スタートアップを支えるのがヒト・モノ・カネ・アドバイスの提供者で、この体制が世界で見ても最も整っているのがシリコンバレーです。
クリーンテックに特化したエコシステムの地域ランキングというものがあります。 2022 年のランキングを見てみると、1位は当然シリコンバレーです。ベスト 10 を見ると、北米が5、欧州 + イスラエルが4、アジアが1という比率です。ベスト 35 まで見ても日本はランクインしていないという現実があります。
クリーンテックの歴史
クリーンテックはサンフランシスコにある『クリーンテックグループ』が作った言葉です。彼らが創業したのが 2002 年、その翌年にはテスラが創業しているので、当時がクリーンテックの黎明期だったと認識しています。
その後、2009 年に第1次クリーンテックブームが到来 。この年にアメリカでオバマ大統領が就任し、気候変動対策に力を入れて、スタートアップに多額の投資が行われました。
当時はハードウェアが中心でしたが、残念ながらハードウェアはソフトウェアに比べてスケールしにくかったため、冬の時代を迎えます。その頃、エネルギーの業界にもソフトウェアのスタートアップが台頭してきました。
2017 年ごろからが第2次クリーンテックブームと呼ばれており、投資の勢いが徐々に戻ってきました。 2000 年代前半に創業して冬の時代を乗り越えた、真に強いクリーンテックを欧州の石油メジャーや電力会社が買収するという動きが活発化したのもこの年代です。

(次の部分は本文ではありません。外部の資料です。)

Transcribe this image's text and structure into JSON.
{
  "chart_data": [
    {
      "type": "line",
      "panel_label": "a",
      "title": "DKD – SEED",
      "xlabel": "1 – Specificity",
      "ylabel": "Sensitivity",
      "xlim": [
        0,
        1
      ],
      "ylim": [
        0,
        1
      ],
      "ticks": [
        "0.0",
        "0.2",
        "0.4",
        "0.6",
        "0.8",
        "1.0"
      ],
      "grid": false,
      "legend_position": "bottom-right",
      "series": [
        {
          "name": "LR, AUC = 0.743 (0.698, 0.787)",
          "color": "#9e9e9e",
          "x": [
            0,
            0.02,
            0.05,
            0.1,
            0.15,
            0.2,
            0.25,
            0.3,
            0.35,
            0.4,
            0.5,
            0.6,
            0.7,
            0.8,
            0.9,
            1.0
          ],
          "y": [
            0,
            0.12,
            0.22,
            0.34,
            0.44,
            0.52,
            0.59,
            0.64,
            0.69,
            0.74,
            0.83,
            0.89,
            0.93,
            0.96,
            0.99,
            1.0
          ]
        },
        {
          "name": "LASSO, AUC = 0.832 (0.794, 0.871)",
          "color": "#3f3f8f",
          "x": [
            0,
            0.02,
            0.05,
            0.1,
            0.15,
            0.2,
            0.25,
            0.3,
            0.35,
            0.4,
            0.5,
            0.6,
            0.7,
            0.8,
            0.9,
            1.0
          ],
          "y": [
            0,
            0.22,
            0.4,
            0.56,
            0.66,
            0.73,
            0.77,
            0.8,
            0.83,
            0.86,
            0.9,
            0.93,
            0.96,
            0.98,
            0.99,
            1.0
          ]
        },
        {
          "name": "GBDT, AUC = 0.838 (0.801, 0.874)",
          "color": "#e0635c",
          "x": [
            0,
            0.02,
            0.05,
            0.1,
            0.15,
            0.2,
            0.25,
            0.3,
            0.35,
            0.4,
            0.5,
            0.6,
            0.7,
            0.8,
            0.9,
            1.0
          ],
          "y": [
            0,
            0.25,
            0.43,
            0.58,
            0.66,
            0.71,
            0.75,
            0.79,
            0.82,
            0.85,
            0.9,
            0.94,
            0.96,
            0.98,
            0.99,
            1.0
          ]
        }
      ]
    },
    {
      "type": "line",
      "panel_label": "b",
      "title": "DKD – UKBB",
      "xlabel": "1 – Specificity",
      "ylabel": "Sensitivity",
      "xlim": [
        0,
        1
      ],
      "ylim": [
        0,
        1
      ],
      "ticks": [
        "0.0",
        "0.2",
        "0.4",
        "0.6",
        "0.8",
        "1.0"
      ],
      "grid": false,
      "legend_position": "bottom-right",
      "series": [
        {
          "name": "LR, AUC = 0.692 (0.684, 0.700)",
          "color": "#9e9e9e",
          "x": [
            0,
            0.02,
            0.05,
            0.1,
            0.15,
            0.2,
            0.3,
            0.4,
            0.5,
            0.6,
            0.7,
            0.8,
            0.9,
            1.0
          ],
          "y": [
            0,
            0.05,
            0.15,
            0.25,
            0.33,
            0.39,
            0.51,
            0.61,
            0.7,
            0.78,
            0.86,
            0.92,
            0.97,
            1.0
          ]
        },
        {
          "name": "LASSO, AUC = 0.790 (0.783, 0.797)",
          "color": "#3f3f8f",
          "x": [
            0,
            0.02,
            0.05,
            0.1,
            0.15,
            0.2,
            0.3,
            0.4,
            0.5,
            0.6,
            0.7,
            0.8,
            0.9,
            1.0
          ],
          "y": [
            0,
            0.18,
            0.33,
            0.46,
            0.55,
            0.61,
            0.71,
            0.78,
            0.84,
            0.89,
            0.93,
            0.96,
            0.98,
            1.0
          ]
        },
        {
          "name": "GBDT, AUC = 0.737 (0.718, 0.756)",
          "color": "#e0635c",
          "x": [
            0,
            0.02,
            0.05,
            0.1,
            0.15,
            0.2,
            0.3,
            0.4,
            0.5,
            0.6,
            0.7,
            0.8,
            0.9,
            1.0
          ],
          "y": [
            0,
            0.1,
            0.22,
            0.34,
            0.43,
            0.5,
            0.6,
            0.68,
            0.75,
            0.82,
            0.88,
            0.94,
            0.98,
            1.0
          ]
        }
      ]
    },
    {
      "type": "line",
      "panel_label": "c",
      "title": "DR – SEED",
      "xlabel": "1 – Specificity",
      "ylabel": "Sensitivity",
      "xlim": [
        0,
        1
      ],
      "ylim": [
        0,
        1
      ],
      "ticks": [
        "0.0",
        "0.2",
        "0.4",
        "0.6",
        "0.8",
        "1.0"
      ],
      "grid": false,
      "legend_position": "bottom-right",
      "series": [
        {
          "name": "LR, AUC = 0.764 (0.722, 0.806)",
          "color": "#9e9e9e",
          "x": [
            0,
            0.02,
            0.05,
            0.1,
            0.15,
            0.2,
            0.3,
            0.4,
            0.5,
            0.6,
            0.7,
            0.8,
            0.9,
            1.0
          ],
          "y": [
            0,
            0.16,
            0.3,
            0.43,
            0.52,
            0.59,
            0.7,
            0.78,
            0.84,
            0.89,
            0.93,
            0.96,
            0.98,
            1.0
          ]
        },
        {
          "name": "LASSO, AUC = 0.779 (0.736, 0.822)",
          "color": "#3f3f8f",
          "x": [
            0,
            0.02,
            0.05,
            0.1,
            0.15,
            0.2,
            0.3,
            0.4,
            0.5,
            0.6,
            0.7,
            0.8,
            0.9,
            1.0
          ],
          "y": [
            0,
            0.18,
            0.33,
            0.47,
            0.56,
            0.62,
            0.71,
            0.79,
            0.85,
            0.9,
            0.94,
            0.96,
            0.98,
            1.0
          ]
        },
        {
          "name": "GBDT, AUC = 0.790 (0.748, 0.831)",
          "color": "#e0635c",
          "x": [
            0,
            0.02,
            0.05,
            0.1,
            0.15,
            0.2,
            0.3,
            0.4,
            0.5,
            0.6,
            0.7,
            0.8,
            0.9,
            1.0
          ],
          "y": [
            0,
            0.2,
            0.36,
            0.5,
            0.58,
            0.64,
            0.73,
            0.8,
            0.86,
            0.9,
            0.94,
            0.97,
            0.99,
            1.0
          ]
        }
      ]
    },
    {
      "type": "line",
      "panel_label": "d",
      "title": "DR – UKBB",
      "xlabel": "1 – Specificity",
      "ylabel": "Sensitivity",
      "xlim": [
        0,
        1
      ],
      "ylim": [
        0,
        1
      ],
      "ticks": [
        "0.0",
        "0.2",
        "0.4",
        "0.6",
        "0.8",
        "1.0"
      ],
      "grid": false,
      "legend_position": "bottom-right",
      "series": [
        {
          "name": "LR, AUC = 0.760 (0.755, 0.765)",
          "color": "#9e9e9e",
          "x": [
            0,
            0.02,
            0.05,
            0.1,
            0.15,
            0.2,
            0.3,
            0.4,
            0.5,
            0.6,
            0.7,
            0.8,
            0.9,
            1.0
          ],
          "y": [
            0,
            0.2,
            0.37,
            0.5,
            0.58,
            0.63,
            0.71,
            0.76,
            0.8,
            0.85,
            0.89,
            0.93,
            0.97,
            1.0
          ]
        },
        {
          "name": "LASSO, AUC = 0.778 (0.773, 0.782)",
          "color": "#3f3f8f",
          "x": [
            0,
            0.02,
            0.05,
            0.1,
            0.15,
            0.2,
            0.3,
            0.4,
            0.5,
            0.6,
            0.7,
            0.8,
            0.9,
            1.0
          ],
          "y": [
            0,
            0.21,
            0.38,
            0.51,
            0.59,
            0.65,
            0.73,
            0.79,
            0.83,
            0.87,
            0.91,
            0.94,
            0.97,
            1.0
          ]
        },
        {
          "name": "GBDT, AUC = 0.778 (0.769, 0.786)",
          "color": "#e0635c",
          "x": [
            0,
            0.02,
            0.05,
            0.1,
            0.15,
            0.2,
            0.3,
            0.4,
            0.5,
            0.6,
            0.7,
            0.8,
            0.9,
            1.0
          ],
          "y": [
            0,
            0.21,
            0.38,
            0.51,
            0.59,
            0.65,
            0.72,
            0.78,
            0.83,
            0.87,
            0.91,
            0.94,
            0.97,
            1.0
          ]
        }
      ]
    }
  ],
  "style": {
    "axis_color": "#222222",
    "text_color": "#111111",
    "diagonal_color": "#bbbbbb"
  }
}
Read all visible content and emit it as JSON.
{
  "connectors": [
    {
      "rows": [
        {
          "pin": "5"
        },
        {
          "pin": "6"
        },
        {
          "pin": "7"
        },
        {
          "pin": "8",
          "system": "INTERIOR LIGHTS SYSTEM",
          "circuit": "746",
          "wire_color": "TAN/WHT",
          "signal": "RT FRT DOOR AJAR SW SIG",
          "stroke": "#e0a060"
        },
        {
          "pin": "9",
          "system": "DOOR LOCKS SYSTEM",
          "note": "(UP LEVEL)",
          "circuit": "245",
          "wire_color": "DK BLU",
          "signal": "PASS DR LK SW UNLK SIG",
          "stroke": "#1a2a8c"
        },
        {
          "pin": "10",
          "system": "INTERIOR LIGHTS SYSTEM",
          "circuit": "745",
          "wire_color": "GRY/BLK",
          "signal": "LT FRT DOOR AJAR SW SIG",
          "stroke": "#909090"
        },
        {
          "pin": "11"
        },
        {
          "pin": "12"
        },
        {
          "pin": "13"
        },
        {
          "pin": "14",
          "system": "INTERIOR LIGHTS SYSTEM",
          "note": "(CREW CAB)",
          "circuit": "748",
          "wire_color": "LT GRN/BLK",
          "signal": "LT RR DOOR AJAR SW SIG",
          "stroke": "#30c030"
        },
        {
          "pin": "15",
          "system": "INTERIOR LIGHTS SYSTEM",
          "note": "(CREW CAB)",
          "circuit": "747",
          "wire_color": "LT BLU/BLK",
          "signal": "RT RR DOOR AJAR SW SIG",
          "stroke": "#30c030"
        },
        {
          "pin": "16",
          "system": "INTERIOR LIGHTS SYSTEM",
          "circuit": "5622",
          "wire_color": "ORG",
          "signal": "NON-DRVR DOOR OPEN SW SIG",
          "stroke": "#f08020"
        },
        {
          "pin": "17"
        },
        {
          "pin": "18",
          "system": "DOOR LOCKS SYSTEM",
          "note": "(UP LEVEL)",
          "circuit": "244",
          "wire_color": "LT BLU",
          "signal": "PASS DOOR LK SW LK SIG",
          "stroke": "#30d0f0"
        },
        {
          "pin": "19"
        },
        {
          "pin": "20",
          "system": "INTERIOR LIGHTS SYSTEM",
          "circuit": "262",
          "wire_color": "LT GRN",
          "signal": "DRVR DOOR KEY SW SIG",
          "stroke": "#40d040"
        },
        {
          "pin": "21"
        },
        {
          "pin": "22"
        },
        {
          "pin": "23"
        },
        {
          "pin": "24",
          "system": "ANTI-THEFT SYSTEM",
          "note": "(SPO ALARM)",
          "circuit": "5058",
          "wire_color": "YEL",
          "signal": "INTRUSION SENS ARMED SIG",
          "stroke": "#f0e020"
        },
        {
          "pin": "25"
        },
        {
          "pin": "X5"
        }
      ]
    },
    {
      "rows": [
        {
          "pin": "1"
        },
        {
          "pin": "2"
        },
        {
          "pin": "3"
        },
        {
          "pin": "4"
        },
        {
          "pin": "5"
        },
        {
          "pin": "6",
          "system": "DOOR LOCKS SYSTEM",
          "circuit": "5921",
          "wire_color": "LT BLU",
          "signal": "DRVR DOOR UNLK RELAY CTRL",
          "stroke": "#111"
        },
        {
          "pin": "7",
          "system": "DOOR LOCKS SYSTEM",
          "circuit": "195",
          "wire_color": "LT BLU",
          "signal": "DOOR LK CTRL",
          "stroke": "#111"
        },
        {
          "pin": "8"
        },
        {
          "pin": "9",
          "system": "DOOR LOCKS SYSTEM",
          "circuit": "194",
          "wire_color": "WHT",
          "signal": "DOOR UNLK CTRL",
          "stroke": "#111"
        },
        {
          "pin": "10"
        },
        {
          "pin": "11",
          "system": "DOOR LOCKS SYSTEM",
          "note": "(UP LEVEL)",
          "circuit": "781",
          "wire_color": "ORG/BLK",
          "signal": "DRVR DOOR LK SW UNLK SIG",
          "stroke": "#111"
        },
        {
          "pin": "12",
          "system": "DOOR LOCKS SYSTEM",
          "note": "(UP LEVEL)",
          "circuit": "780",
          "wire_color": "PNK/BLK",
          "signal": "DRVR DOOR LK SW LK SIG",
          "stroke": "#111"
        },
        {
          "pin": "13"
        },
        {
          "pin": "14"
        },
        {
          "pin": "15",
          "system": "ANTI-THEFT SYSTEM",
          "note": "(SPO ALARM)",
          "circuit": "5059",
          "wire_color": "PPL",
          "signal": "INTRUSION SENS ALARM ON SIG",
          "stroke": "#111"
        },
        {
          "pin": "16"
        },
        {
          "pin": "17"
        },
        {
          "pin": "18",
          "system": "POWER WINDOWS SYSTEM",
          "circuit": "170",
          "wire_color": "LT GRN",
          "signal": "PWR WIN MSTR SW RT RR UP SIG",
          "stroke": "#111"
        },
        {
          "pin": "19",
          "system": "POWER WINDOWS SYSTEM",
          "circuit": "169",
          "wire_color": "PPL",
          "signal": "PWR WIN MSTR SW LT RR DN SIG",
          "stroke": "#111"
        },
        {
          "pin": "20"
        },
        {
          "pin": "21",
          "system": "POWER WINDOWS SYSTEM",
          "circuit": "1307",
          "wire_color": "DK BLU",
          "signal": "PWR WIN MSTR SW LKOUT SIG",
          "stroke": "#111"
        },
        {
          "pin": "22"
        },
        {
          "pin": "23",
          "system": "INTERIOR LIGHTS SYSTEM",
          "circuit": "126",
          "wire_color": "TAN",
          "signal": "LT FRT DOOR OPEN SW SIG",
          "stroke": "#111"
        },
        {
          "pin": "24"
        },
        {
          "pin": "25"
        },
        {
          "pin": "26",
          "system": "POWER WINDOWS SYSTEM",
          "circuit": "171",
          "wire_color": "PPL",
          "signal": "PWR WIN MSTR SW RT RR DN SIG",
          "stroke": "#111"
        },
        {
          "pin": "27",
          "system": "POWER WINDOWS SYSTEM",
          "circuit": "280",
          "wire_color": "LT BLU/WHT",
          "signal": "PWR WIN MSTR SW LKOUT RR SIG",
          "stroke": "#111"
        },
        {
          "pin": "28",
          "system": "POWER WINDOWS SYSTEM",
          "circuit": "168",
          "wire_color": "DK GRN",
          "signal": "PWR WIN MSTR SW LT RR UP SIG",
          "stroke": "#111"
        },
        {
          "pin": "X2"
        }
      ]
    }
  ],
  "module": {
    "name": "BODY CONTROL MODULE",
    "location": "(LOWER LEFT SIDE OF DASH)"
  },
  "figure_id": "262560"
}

2021 年ごろからはクリーンテックバブルと呼ばれています。ソフトウェアだけでは脱炭素の実現は難しいため、このタイミングでハードウェアの復権(水素・ CCUS* ・長期エネルギー貯蔵)として投資マネーが膨らんでいるのが世界の現状です。
欧米のエネルギー大手は 2000 年代前半から CVC を作ってシリコンバレーに拠点を置き、スタートアップへの出資を始めています。日本企業は 2011 年ごろから商社がクリーンテックに出資を始め、エネルギー業界の大手は 2016 年ごろから活動を始めています。欧州と比較すると、日本の大手企業でも 10 年ほど取り組みが遅れている印象です。